Bei manchen sehr "billigen" NT ist es sogar so, dass die Maximalwerte einer Leitung nur erreicht werden, wenn bei den anderen zwei Leitungen kein Strombedarf da ist - das ist in der Praxis aber nie der Fall.  Dann hat man von angeblichen 450W in Wahrheit nur 350W verfügbar. Daher sagen die Grafikkartenhersteller auch immer "600W erforderlich", damit es auch mit nem ganz billigen NT klappt - und bei nem Markenmodell reichen aber dann schon 400W.

Aber teste es einfach mal.


----------



## Adamanthul (2. April 2013)

hardwareversand.de

Das ist das Adapterkabel, welches ich brauche, oder?


----------



## svd (2. April 2013)

Besser wäre ein Adapter von 2x Molex auf PCIe.
Einfach, weil die Molexstecker heutzutage kaum mehr benötigt werden und die jeweiligen Kabelstränge, sofern kein modulares Netzteil verbaut wird, eh nur nutzloses Beiwerk sind.


----------



## Shorty484 (2. April 2013)

Ja, oder das hier. 
http://www.hardwareversand.de/Strom/50527/Good+Connections+PCI-Express+Adapter+6-p.article
Je nachdem welche Anschlüsse am Netzteil frei sind.


----------



## Adamanthul (2. April 2013)

Hm Also laut Geräte Spezifikation hat das Netzteil folgende Anschlüsse :

Laufwerksanschlüsse

4-Pin-5,25"3 ( 2x 75 cm, 1x 90 cm )  
4-Pin-3,5"1 ( 1x 90 cm )  
15-Pin-SATA4 ( 2x 45 cm, 2x 60 cm )

Ich habe eine Festplatte und ein Laufwerk in dem Rechner, dann müssten ja noch 2 4-polige-pins frei sein oder?
Wäre ja schön wenn ich das günstigere Kabel nehmen kann


----------



## svd (2. April 2013)

Ja genau, die 5,25" Stränge müssten ja ungenützt sein. Da würd ich einfach zwei Molex Stecker von zwei verschiedenen Strängen nehmen, vlt teilt das die Last ein wenig auf, und halt an den Adapter anstecken.


----------



## Adamanthul (2. April 2013)

Das Laufwerk läuft über den 3,5" Stecker und die Festplatte über einen der SATA Stecker?


----------



## svd (2. April 2013)

Hmm, kommt auf dein Laufwerk an. Wenn es ein IDE Gerät ist, dann ist da auch ein 4-pin Molex dran. Sonst halt der SATA.

Der 3,5" Stecker ist zB für Diskettenlaufwerke, die im 3,5" Schacht verbaut werden.
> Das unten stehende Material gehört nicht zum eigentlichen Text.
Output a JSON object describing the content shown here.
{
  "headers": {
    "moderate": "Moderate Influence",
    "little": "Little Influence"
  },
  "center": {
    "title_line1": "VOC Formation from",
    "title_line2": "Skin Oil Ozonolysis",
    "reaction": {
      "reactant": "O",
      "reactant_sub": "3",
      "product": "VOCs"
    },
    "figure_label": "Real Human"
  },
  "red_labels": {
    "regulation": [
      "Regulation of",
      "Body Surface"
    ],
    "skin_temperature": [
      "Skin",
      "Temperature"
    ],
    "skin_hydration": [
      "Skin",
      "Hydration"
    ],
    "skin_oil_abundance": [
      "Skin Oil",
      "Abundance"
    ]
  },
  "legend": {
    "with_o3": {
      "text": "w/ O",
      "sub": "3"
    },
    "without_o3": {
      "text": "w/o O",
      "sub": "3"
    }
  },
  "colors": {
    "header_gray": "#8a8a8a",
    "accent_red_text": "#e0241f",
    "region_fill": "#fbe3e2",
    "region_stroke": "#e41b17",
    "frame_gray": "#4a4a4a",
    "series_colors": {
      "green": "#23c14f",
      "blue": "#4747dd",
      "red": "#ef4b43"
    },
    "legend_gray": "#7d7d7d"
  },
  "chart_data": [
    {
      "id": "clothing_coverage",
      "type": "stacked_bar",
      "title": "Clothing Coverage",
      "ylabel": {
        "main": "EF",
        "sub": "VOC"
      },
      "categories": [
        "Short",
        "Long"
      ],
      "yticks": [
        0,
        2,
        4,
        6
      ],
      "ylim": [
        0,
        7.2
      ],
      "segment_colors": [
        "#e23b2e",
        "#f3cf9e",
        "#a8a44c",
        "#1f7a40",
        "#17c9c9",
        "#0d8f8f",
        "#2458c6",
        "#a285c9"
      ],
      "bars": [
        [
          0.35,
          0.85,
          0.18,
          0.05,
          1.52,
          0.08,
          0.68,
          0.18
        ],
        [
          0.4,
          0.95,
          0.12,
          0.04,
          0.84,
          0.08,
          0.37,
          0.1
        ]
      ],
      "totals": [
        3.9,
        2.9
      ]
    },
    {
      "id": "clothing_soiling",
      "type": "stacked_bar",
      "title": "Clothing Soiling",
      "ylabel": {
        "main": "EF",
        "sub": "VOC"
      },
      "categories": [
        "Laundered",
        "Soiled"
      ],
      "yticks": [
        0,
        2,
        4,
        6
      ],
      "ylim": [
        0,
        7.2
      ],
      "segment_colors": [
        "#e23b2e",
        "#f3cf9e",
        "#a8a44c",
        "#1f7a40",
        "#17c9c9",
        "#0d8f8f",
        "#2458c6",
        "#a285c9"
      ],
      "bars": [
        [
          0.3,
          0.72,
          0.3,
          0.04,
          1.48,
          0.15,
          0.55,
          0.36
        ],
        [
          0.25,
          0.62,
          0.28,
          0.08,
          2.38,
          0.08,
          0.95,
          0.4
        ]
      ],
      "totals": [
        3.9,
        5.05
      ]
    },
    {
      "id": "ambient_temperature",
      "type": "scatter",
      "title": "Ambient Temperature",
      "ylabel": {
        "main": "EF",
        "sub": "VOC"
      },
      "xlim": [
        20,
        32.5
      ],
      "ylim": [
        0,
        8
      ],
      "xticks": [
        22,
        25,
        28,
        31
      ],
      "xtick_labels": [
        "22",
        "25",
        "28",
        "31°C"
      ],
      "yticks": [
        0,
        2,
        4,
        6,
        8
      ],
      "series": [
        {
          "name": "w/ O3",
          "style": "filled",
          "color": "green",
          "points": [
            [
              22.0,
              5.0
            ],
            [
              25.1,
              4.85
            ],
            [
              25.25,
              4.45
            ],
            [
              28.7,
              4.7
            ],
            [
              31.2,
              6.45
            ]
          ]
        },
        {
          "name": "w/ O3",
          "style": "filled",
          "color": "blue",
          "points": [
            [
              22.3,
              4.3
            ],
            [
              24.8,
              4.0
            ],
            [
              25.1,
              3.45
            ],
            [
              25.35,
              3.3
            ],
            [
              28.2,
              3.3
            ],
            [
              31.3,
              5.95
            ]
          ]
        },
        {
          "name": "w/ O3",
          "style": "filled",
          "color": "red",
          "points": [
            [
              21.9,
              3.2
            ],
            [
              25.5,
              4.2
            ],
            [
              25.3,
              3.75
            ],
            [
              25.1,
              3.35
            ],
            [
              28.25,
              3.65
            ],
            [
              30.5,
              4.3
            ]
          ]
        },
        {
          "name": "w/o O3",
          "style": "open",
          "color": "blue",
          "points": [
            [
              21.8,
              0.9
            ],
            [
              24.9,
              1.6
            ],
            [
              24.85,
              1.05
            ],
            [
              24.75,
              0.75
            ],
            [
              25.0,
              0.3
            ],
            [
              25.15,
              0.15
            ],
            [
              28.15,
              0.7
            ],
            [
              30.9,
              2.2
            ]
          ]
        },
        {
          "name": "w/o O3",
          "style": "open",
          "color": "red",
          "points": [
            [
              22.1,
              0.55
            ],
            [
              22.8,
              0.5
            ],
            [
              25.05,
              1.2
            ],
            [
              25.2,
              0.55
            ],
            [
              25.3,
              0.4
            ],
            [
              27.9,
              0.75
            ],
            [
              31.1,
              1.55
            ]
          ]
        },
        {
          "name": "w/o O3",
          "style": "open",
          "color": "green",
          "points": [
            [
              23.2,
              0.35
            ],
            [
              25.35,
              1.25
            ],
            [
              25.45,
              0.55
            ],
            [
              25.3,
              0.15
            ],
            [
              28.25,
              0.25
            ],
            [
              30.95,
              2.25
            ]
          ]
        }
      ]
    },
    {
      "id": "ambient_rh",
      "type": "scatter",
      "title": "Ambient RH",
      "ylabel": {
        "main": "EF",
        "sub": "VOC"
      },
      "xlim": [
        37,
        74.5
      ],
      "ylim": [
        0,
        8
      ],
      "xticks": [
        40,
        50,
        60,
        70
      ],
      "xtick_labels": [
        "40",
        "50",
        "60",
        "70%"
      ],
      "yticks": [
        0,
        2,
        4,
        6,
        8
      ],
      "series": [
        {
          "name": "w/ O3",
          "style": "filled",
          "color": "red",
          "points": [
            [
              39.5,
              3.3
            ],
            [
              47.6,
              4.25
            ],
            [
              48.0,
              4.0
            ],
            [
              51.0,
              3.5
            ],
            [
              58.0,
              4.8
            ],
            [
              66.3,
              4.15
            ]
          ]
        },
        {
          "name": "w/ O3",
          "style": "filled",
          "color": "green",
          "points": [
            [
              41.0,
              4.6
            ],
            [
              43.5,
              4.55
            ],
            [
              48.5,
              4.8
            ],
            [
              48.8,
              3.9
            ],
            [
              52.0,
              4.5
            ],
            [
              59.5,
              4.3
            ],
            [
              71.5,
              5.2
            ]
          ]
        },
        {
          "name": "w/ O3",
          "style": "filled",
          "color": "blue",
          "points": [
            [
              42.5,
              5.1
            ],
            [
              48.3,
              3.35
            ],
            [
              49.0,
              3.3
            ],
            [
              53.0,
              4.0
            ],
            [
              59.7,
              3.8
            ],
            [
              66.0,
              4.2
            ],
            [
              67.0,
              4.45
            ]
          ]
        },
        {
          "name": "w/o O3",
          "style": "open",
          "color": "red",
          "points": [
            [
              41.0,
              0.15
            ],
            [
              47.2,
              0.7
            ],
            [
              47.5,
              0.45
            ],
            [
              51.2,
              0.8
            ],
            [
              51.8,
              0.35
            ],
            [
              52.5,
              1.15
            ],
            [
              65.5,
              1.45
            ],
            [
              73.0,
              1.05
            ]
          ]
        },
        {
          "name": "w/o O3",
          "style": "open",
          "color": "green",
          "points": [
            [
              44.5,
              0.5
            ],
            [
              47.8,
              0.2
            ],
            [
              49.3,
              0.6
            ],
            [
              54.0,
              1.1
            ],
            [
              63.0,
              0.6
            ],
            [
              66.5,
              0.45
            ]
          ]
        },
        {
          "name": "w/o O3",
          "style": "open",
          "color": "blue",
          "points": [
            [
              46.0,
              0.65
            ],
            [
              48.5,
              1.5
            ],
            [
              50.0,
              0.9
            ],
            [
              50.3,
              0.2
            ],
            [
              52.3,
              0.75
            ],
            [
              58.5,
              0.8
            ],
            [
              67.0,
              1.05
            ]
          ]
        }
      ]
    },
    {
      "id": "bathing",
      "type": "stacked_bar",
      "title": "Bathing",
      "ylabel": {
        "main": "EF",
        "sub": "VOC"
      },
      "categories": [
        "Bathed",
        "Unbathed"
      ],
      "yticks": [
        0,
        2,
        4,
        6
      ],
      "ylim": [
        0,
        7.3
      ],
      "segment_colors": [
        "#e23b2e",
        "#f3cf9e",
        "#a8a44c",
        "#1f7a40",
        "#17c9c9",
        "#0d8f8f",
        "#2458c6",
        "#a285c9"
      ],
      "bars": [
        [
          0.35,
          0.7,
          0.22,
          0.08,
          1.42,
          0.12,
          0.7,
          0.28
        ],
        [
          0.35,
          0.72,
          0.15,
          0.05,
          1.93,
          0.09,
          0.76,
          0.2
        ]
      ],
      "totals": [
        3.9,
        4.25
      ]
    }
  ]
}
Ziemlich veraltet heutzutage. 
Aber vermutlich noch Standard für ATX Netzteile.


----------



## Adamanthul (2. April 2013)

Ah alles Klar, dann müssen ja mindestens 2 von den Molex Steckern frei sein, danke für die flotte Hilfe!


----------



## Herbboy (2. April 2013)

Bei vielen Karten ist aber ein Adapter dabei - da steht leider nicht immer in den Artikeldetails, aber schau doch zB bei amazon oder alternate, da sind oft Kundenmeinungen, wo so was auch drinsteht. Welche wolltest Du denn nun genau nehmen?


----------



## svd (2. April 2013)

Keine Ursache, Tim.

edit: Da hat der Herbboy natürlich recht. Weil so ein Adapter quasi nichts kostet und man sich damit großzügig zeigen kann, liegt der oft dabei. wie zB bei der Gigabyte HD7870 Windforce 3X.


----------



## Adamanthul (2. April 2013)

Ich habe mir jetzt die HIS HD 7870 iceQ X Turbo bestellt, laut artikelbeschreibung auf hardwareversand.de ist da nur ein VGA-Adapter und ein Crossbridge-wasauchimmer dabei, darum hab ich jetzt bei Amazon nen Adapter bestellt, selbst wenn einer dabei ist, hat ja bloß 1,30 gekostet.


----------



## Adamanthul (7. April 2013)

So, Karte ist da, waren leider keine Keys dabei, laut dem Mitarbeiter von heute schon seit Montag letzter Woche weg, komisch da ich doch Dienstag angerufen hab und gesagt bekommen habe es gibt noch welche...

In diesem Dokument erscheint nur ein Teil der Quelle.